A single presentation of an input-output pair proceeds as follows. First, the input pattern is presented, which causes signals to be sent to hidden units, which in turn activate and send signals to the output units, which finally activate to represent the network’s response to the input pattern. Second, the output unit responses are compared to the desired responses, and an error term is computed for each output unit. Third, an output unit’s error is used to modify the weights of its connections. This is accomplished by adding a weight change to the existing weight. The weight change is computed by multiplying four different numbers together: a learning rate, the derivative of the unit’s activation function, the output unit’s error, and the current activity at the input end of the connection. Up to this point, learning is functionally the same as performing gradient descent training on a perceptron (Dawson, 2004).

The fourth step differentiates the generalized delta rule from older rules: each hidden unit computes its error. This is done by treating an output unit’s error as if it were activity and sending it backwards as a signal through a connection to a hidden unit. As this signal is sent, it is multiplied by the weight of the connection. Each hidden unit computes its error by summing together all of the error signals that it receives from the output units to which it is connected. Fifth, once the hidden unit error has been computed, the weights of the hidden units can be modified using the same equation that was used to alter the weights of each of the output units.

This procedure can be repeated iteratively if there is more than one layer of hidden units. That is, the error of each hidden unit in one layer can be propagated backwards to an adjacent layer as an error signal once the hidden unit weights have been modified. Learning about this pattern stops once all of the connections have been modified. Then the next training pattern can be presented to the input units, and the learning process occurs again.
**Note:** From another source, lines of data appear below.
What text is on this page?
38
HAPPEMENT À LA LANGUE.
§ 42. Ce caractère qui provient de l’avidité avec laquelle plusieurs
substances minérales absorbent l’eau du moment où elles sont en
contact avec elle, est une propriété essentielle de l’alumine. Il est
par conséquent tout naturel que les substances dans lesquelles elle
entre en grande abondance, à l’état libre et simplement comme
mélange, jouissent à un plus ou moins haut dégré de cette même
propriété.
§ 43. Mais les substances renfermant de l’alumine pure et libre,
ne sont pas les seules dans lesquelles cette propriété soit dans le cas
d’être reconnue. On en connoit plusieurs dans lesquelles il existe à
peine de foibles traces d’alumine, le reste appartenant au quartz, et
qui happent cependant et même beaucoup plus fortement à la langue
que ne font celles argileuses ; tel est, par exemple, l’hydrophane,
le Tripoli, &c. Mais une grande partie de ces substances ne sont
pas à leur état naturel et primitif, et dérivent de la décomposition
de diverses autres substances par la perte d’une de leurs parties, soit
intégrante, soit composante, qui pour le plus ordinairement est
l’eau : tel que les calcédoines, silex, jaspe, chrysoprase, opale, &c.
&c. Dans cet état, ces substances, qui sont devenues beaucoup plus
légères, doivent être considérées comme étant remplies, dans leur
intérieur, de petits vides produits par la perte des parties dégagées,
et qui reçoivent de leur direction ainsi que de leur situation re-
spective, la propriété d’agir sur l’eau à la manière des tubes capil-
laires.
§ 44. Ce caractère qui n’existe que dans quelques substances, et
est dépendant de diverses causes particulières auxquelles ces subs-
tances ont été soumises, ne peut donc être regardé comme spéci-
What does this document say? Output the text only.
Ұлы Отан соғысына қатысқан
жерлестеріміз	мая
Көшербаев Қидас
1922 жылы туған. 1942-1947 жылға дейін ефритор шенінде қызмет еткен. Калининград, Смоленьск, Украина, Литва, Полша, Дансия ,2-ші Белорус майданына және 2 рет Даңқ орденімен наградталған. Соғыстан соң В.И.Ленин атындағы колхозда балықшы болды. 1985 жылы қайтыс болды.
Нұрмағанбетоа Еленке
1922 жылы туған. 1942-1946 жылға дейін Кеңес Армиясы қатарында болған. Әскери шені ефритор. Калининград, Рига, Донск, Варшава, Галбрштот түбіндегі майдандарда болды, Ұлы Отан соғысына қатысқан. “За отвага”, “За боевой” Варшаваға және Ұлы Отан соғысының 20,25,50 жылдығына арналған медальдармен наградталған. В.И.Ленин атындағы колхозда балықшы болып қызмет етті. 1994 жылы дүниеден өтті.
There are a variety of different ways in which the generic algorithm given above can be realized. For instance, in stochastic training, connection weights are updated after each pattern is presented (Dawson, 2004). This approach is called stochastic because each pattern is presented once per epoch of training, but the order of presentation is randomized for each epoch. Another approach, batch training, is to accumulate error over an epoch and to only update weights once at the end of the epoch, using accumulated error (Rumelhart, Hinton, & Williams, 1986a). As well, variations of the algorithm exist for different continuous activation functions. For instance, an elaborated error term is required to train units that have Gaussian activation functions, but when this is done, the underlying mathematics are essentially the same as in the original generalized delta rule (Dawson & Schopflocher, 1992b).

New Connectionism was born when the generalized delta rule was invented. Interestingly, the precise date of its birth and the names of its parents are not completely established. The algorithm was independently discovered more than once. Rumelhart, Hinton, and Williams (1986a, 1986b) are its most famous discoverers and popularizers. It was also discovered by David Parker in 1985 and by Yann LeCun in 1986 (Anderson, 1995). More than a decade earlier, the algorithm was reported in Paul Werbos’ (1974) doctoral thesis. The mathematical foundations of the generalized delta rule can be traced to an earlier decade, in a publication by Shun-Ichi Amari (1967).

In an interview (Anderson & Rosenfeld, 1998), neural network pioneer Stephen Grossberg stated that “Paul Werbos, David Parker, and Shun-Ichi Amari should have gotten credit for the backpropagation model, instead of Rumelhart, Hinton, and Williams” (pp. 179–180). Regardless of the credit assignment problem associated with the scientific history of this algorithm, it transformed cognitive science in the mid-1980s, demonstrating “how the lowly concepts of* feedback* and *derivatives* are the essential building blocks needed to understand *and replicate *higher-order phenomena like learning, emotion and intelligence at all levels of the human mind” (Werbos, 1994, p. 1).